Erezione persa dopo la prostatectomia
Perdere l'erezione dopo la prostatectomia è una complicanza molto comune: si stima che il 75% dei pazienti operati sviluppi una disfunzione erettile cronica, e solo il 25% recuperi la piena funzionalità anche con tecnica nerve-sparing. Questa pagina spiega perché l'intervento danneggia i nervi dell'erezione, perché i farmaci orali spesso non bastano e come la protesi peniena può ripristinare una vita sessuale normale.

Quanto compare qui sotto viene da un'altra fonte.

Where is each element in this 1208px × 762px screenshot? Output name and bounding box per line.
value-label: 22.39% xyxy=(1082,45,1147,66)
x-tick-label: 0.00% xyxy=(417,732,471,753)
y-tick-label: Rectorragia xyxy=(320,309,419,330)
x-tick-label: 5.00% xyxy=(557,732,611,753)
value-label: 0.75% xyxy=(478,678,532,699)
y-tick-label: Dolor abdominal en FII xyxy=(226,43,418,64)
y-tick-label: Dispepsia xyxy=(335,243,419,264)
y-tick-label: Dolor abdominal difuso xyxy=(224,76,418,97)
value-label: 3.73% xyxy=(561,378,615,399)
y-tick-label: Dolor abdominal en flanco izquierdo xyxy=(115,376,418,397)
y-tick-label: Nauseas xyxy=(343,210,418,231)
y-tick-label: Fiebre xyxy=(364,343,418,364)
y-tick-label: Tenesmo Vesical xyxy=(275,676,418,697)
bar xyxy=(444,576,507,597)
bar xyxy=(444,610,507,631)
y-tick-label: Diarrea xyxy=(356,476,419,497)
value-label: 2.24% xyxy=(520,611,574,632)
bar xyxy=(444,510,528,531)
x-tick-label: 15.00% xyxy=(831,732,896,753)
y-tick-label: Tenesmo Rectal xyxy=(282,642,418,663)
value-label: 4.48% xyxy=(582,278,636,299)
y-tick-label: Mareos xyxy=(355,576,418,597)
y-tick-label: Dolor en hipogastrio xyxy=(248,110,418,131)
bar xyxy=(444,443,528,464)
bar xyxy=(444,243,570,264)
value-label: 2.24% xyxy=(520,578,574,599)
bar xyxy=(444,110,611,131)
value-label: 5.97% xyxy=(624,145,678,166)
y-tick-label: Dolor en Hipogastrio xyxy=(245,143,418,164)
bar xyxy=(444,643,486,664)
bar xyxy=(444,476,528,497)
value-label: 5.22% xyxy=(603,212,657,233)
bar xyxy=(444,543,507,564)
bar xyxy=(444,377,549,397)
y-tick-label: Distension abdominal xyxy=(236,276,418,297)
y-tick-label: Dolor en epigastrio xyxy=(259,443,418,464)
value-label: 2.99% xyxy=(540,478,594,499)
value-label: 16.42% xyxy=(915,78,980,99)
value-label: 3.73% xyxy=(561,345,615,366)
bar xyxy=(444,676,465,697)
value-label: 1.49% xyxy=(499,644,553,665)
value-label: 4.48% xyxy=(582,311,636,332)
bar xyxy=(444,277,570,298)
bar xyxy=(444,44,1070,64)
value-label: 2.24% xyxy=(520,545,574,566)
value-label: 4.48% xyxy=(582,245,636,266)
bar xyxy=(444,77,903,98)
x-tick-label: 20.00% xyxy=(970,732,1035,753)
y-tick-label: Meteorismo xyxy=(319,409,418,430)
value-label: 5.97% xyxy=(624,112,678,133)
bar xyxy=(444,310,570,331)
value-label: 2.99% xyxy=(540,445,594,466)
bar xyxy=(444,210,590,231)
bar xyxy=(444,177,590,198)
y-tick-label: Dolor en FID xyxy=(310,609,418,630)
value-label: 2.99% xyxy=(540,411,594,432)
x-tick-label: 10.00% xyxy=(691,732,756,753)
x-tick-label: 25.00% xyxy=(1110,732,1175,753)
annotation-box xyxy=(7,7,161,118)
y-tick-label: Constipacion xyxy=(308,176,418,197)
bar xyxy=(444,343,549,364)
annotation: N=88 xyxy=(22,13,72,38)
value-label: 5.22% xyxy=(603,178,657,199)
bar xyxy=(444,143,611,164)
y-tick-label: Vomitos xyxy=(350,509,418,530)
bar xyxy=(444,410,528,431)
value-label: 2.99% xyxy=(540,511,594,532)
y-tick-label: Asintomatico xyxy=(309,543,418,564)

Erezione persa dopo la prostatectomia: perché accade e come si può risolvere
Hai subito un intervento di prostatectomia per un carcinoma della prostata e ora non riesci più ad avere un’erezione? La disfunzione erettile dopo la prostatectomia è una complicanza estremamente comune: anche con la più avanzata tecnica robotica «nerve-sparing», solo il 25% circa dei pazienti operati riacquista una piena funzionalità sessuale. Non è un fallimento personale, ma una conseguenza nota dell’intervento.
La percentuale, già bassa, si riduce ulteriormente quando ci sono problemi correlati come il diabete mellito, che danneggia la vascolarizzazione della zona attraverso l’angiopatia diabetica. La buona notizia è che la medicina e la chirurgia andrologica possono fare molto per la riabilitazione. In questa pagina trovi perché l’erezione viene meno dopo l’intervento, quali terapie esistono e quando la chirurgia protesica diventa la strada più efficace.
Perché la prostatectomia può causare la perdita dell’erezione?
La prostata si trova in una posizione delicata, poco sotto la vescica, e attorno a essa corre una fitta ramificazione nervosa che porta gli stimoli dal cervello ai nervi penieni, quelli che attivano l’erezione. Questi nervi sono a stretto contatto con l’organo da rimuovere.
I tessuti del corpo non sono a compartimenti stagni: ogni organo è «incollato» a quelli vicini tramite il tessuto connettivo, ricco di collagene. Anche le terminazioni nervose dell’erezione sono aderenti alla prostata. Durante la prostatectomia, quindi, i chirurghi devono scollare questi tessuti prima di sezionarli. Con la tecnica nerve-sparing tentano di preservare i nervi, ma l’operazione non sempre riesce del tutto — dipende anche dallo stadio e dalla forma del tumore — e un certo danneggiamento nervoso resta possibile.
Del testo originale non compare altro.